Le président guinéen, le général Mamadi Doumbouya, a procédé à la radiation de 173 militaires des effectifs des Forces armées guinéennes. La décision a été rendue publique dimanche 24 août 2026 à travers un décret lu à la télévision nationale.
Selon les informations rapportées par plusieurs médias, dont Africa Radio, les militaires concernés sont accusés de « désertion ». Le décret présidentiel acte ainsi leur radiation des rangs de l’armée guinéenne.
L’annonce a également été relayée par Brut qui confirme que 173 militaires figurent sur la liste des personnes concernées par cette mesure disciplinaire.
D’après les informations rapportées par plusieurs médias guinéens, la décision a été annoncée à la Radiodiffusion Télévision Guinéenne (RTG) par le général Amara Camara, ministre secrétaire général de la Présidence de la République.

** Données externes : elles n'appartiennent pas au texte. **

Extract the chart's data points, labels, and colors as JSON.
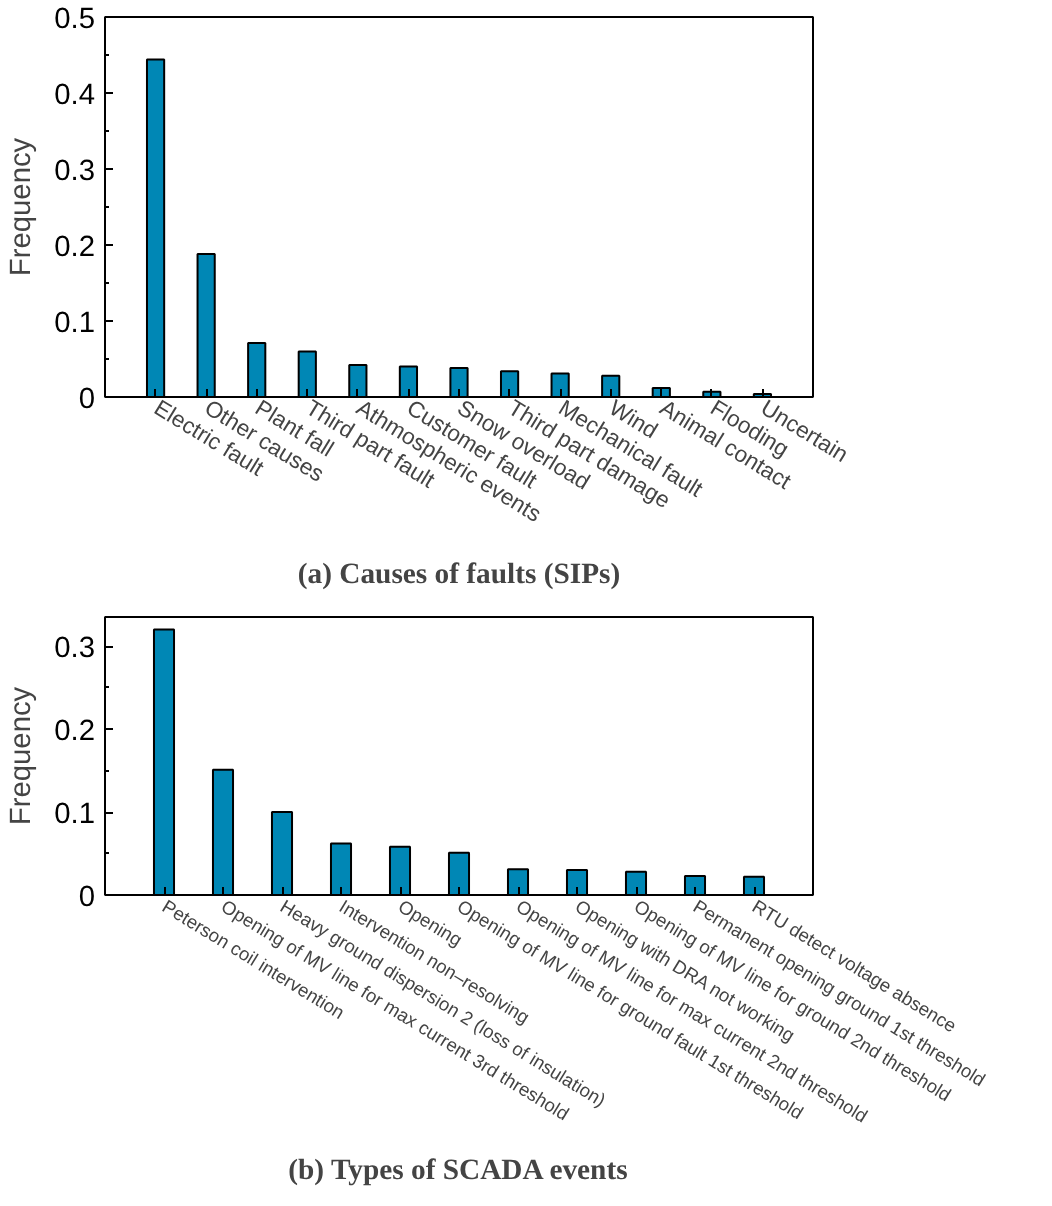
{
  "chart_data": [
    {
      "type": "bar",
      "title": "(a) Causes of faults (SIPs)",
      "ylabel": "Frequency",
      "categories": [
        "Electric fault",
        "Other causes",
        "Plant fall",
        "Third part fault",
        "Athmospheric events",
        "Customer fault",
        "Snow overload",
        "Third part damage",
        "Mechanical fault",
        "Wind",
        "Animal contact",
        "Flooding",
        "Uncertain"
      ],
      "values": [
        0.444,
        0.188,
        0.071,
        0.06,
        0.042,
        0.04,
        0.038,
        0.034,
        0.031,
        0.028,
        0.012,
        0.007,
        0.004
      ],
      "color": "#0087b5",
      "ylim": [
        0,
        0.5
      ],
      "yticks": [
        0,
        0.1,
        0.2,
        0.3,
        0.4,
        0.5
      ],
      "grid": false
    },
    {
      "type": "bar",
      "title": "(b) Types of SCADA events",
      "ylabel": "Frequency",
      "categories": [
        "Peterson coil intervention",
        "Opening of MV line for max current 3rd threshold",
        "Heavy ground dispersion 2 (loss of insulation)",
        "Intervention non–resolving",
        "Opening",
        "Opening of MV line for ground fault 1st threshold",
        "Opening of MV line for max current 2nd threshold",
        "Opening with DRA not working",
        "Opening of MV line for ground 2nd threshold",
        "Permanent opening ground 1st threshold",
        "RTU detect voltage absence"
      ],
      "values": [
        0.32,
        0.151,
        0.1,
        0.062,
        0.058,
        0.051,
        0.031,
        0.03,
        0.028,
        0.023,
        0.022
      ],
      "color": "#0087b5",
      "ylim": [
        0,
        0.335
      ],
      "yticks": [
        0,
        0.1,
        0.2,
        0.3
      ],
      "grid": false
    }
  ]
}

Le décret s’appuierait notamment sur les dispositions du Statut général des militaires relatives à la désertion et aux sanctions pouvant en découler. Les 173 militaires ont ainsi été officiellement radiés des effectifs des Forces armées guinéennes.
Parmi les noms figurant sur cette liste se trouve celui du commandant Michel Lamah, membre du Groupement des forces spéciales. Sa présence donne une dimension particulière à cette décision en raison de son parcours et de son rôle lors des événements politiques de 2021.

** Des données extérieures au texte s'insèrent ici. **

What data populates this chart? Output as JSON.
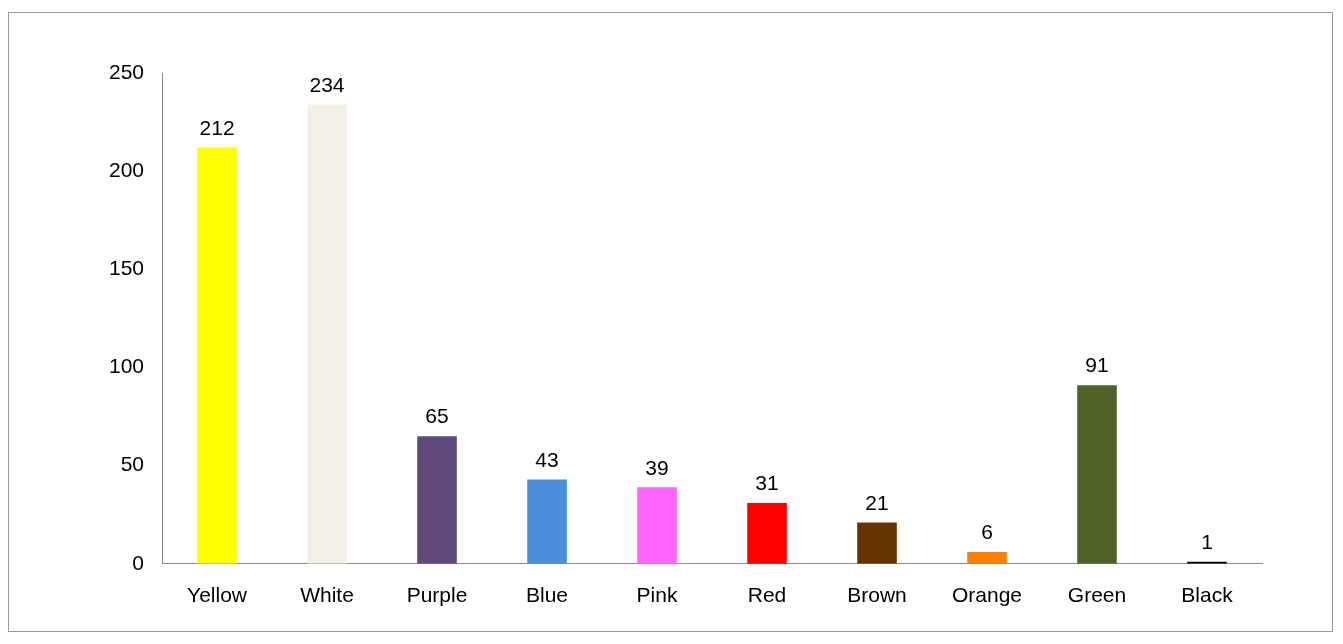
{
  "chart_data": {
    "type": "bar",
    "categories": [
      "Yellow",
      "White",
      "Purple",
      "Blue",
      "Pink",
      "Red",
      "Brown",
      "Orange",
      "Green",
      "Black"
    ],
    "values": [
      212,
      234,
      65,
      43,
      39,
      31,
      21,
      6,
      91,
      1
    ],
    "colors": [
      "#ffff00",
      "#f2f0e6",
      "#5f4a7b",
      "#4a8fdc",
      "#ff66ff",
      "#ff0000",
      "#663300",
      "#ff8000",
      "#4f6228",
      "#000000"
    ],
    "ylim": [
      0,
      250
    ],
    "yticks": [
      0,
      50,
      100,
      150,
      200,
      250
    ],
    "grid": false,
    "legend": false,
    "data_labels": true
  }
}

Michel Lamah avait été l’un des militaires les plus visibles lors du coup d’État du 5 septembre 2021, qui avait conduit au renversement de l’ancien président Alpha Condé et à la prise du pouvoir par le Comité national du rassemblement pour le développement, le CNRD.
Selon les informations rapportées notamment par Agence Presse Africaine Michel Lamah avait été présenté parmi les militaires impliqués dans l’arrestation et le transfert de l’ancien président Alpha Condé après la prise du pouvoir.
La radiation de cet ancien membre des forces spéciales intervient donc dans un contexte particulier, cinq ans après le changement de régime qui avait porté Mamadi Doumbouya au pouvoir.
Pour l’heure, les autorités guinéennes ont officiellement retenu la désertion comme motif de radiation. Les informations disponibles ne précisent pas, dans l’immédiat, les circonstances individuelles ayant conduit à la sanction de chacun des 173 militaires concernés.
Cette décision constitue l’une des plus importantes radiations collectives annoncées ces derniers mois au sein des Forces armées guinéennes. Elle intervient alors que le général Mamadi Doumbouya poursuit la restructuration des institutions militaires depuis son arrivée au pouvoir.